Since the early 1970s, studies have been done to determine the minimum viable population (MVP) of many species, not least among them humans. In more colloquial language, MVP refers to how many members of a species must be present for it to have a 90 to 95% chance of surviving under average condition.
Perhaps one of the most famous MVP calculations in history – though relatively obscure in other fields – is John Moore’s number of 160 – that is to say, 160 people would be needed for humans to most likely survive. New Scientist calls this the ‘magic number’ for space pioneers, suggesting that for colonisation on Mars (or even further afield) one would need 160 people.
John Moore’s calculation is in the main correct, but New Scientist is but one of many who misuse or misunderstand the meaning of MVP. In the article, it is suggested that MVP could be ‘halved’ to 80 via social engineering (the idea is that later pregnancies will extend the lengths of generations), but this idea is flawed. Not because it wouldn’t work, but because MVP becomes an invalid source of measurement.
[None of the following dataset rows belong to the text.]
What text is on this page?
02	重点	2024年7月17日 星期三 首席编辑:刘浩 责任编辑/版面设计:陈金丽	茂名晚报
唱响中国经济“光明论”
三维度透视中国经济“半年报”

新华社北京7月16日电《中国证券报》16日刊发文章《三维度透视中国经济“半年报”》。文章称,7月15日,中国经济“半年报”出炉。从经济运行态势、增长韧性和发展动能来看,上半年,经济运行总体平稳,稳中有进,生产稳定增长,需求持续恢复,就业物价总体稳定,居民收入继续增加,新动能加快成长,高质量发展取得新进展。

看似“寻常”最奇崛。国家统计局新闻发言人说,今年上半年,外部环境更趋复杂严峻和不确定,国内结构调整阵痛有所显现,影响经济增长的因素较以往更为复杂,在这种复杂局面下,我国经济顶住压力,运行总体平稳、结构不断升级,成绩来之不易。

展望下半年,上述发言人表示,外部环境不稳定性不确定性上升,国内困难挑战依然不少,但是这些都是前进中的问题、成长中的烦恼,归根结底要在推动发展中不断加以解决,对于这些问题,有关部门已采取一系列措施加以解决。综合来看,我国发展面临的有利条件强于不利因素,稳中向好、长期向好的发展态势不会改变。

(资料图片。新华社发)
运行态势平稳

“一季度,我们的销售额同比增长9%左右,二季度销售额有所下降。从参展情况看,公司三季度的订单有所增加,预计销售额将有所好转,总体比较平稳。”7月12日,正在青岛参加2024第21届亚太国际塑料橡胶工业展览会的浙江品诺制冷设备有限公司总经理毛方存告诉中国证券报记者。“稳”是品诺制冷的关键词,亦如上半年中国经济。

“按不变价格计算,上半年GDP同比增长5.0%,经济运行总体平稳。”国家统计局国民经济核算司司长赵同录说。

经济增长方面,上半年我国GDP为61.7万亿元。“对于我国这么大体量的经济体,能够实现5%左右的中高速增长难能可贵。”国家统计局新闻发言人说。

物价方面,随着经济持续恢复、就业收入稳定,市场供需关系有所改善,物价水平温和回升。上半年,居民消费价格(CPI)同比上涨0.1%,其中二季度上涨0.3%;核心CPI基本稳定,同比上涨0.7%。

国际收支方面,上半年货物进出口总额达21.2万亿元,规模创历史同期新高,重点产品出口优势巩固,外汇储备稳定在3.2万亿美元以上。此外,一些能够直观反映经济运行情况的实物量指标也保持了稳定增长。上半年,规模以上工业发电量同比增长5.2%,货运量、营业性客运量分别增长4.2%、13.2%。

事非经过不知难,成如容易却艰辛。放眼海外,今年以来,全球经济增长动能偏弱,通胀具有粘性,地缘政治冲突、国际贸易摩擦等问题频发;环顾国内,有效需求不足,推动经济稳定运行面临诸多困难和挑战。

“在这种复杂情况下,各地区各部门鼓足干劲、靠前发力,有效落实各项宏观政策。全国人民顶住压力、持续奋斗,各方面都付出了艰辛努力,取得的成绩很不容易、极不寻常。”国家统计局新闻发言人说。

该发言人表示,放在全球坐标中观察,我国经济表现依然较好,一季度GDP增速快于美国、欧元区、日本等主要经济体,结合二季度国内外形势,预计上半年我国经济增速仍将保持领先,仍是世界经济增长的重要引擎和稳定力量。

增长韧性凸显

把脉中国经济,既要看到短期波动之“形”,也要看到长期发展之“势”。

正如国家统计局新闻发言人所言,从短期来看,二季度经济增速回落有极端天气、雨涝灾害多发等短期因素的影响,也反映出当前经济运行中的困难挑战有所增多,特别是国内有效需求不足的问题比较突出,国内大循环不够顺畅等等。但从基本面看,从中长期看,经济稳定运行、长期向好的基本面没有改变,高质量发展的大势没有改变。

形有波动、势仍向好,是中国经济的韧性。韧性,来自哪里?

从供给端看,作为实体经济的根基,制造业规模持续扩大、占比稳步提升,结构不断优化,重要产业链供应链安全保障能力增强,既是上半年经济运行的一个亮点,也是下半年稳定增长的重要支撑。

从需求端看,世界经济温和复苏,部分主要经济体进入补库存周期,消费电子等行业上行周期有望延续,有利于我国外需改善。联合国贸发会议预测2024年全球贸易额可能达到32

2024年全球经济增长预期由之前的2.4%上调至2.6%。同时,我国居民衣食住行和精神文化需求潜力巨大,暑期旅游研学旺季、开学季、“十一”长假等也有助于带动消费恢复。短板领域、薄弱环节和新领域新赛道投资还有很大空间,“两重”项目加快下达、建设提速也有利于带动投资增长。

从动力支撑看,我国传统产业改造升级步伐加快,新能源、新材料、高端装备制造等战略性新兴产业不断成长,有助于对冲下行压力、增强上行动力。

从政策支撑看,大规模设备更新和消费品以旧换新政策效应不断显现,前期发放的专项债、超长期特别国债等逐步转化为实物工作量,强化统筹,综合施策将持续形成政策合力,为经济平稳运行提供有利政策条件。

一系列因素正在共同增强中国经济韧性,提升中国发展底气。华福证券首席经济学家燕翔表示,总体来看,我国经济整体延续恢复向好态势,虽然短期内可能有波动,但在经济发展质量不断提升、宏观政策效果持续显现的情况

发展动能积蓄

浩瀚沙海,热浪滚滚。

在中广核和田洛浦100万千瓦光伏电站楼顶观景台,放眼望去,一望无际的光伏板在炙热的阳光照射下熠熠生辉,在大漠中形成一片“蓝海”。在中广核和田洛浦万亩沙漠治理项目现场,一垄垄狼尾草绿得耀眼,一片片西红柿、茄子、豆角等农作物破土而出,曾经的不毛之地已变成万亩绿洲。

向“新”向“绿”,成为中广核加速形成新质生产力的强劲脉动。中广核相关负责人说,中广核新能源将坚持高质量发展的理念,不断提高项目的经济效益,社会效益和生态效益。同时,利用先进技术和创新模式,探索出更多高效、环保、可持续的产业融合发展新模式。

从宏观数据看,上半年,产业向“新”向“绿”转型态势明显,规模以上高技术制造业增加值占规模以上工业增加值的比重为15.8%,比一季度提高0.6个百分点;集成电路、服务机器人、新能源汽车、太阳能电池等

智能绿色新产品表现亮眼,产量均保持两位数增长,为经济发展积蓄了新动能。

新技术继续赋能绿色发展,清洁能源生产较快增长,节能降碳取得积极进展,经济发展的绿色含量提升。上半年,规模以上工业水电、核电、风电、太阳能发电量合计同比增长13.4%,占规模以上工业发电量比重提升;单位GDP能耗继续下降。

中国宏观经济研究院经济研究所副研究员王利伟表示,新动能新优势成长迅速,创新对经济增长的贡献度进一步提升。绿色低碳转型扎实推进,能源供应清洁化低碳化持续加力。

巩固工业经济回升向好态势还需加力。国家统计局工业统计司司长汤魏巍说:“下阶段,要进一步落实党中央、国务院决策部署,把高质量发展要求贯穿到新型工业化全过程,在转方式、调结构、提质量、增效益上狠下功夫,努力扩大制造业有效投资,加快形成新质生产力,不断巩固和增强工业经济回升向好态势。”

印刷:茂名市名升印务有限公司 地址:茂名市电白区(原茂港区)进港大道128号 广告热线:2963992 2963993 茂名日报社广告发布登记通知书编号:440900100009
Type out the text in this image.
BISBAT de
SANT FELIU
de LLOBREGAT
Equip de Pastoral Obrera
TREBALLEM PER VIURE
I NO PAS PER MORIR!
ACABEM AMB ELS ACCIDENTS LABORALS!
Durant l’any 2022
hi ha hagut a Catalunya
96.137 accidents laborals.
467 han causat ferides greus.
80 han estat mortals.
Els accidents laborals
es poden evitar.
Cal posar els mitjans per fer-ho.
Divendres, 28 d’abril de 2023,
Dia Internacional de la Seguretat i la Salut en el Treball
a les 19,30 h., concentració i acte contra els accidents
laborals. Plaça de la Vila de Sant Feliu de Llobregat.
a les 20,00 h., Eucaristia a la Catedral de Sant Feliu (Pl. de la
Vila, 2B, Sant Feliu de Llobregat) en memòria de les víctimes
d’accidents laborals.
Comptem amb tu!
Wikipedia states that ‘MVP does not take human intervention into account’, and this is a form of intervention – in this case, social scientists back on earth suggesting lengthening generations.
Now, why am I addressing MVP?
Minimum viable population is an attack used on creation by some evolutionists, so it’s important to know how to counter it. The argument is that Adam and Eve – two people – fall far below the MVP claimed by such surveys as Moore’s. There are a number of ways to refute the argument, which typically refers to the population bottlenecks of Adam and Eve as well as Noah and his relations (the latter less commonly than the former) as impossible.
Here are the rebuttals:
Josephus states that, according to tradition, ‘The number of Adam’s children…was 33 sons and 23 daughters’. Whether or not this number is likely (and it seems to be when comparing the extended period in which Eve would have been giving birth to children). All of these children would almost certainly have had essentially perfect DNA – with no defects or mutations. And fertility is one of the scientifically observed facets of humanity which genetic mutations affect, making childbirth less common and more difficult.
Adam and Eve, being created perfect, would have an optimal set of circumstances, genetically speaking, to give birth to many children.
Evolution and MVP
There is evolutionary evidence – or at least, it’s interpreted as thus by many evolutionary scientists – that there was a population bottleneck eight to ten millennia ago (right before the most recent ice age), wherein human population dropped to about twelve. Yes, twelve.
Not only does this match the Flood timeframe reasonably well, it also provides the exact same problem for evolution. And all of these other solutions don’t work with it since they’re based on the ideas of a pure creation and divine intervention.
To say ‘extended’ here is an understatement. Adam lived 930 years – not even 40 behind Methuselah, the oldest known person in history according to the Bible. (Don’t make the mistake of thinking Methuselah is definitely the oldest person in history. The Bible isn’t a categorical list of all people, and thus it’s possible – in fact, reasonably likely – that someone older than him is simply not listed in the genealogies.)
Scientifically speaking, since Adam lived about ten times as long as he would today (give or take a decade or two), Eve’s period of fertility would be extended tenfold – from 35 years to a staggering 350-year period. Since MVP is based on the prior length of time, it would probably decrease significantly in light of the new figure.
MVP is probabilistic. Even ignoring the other arguments, the elephant in the room is that God is, after all, a God of more than the improbable – He’s a God of the impossible. If Abraham can have a son at ninety-nine, if bread can fall from the sky in the Sinai desert, if David can defeat tens of thousands of Philistines single-handedly, then surely Adam and Eve can ‘be fruitful and multiply’ (Genesis 1:28).
Minimum viable population is a scant argument at best. With a bit of thought, the problems with it are clear, but that’s the problem – most people don’t give it enough thought. The principle problem – not just with the refutation to the problem of MVP but with apologetics as a whole – is that people give in too easily. How many times have you heard someone say ‘The Bible is full of contradictions’ and seen others accept it without proof?
So MVP should be a sign of the average Christian’s difficulty dealing with tough questions like these. If that’s you, don’t let it be. Study the Bible. Learn apologetics. And most of all, use it.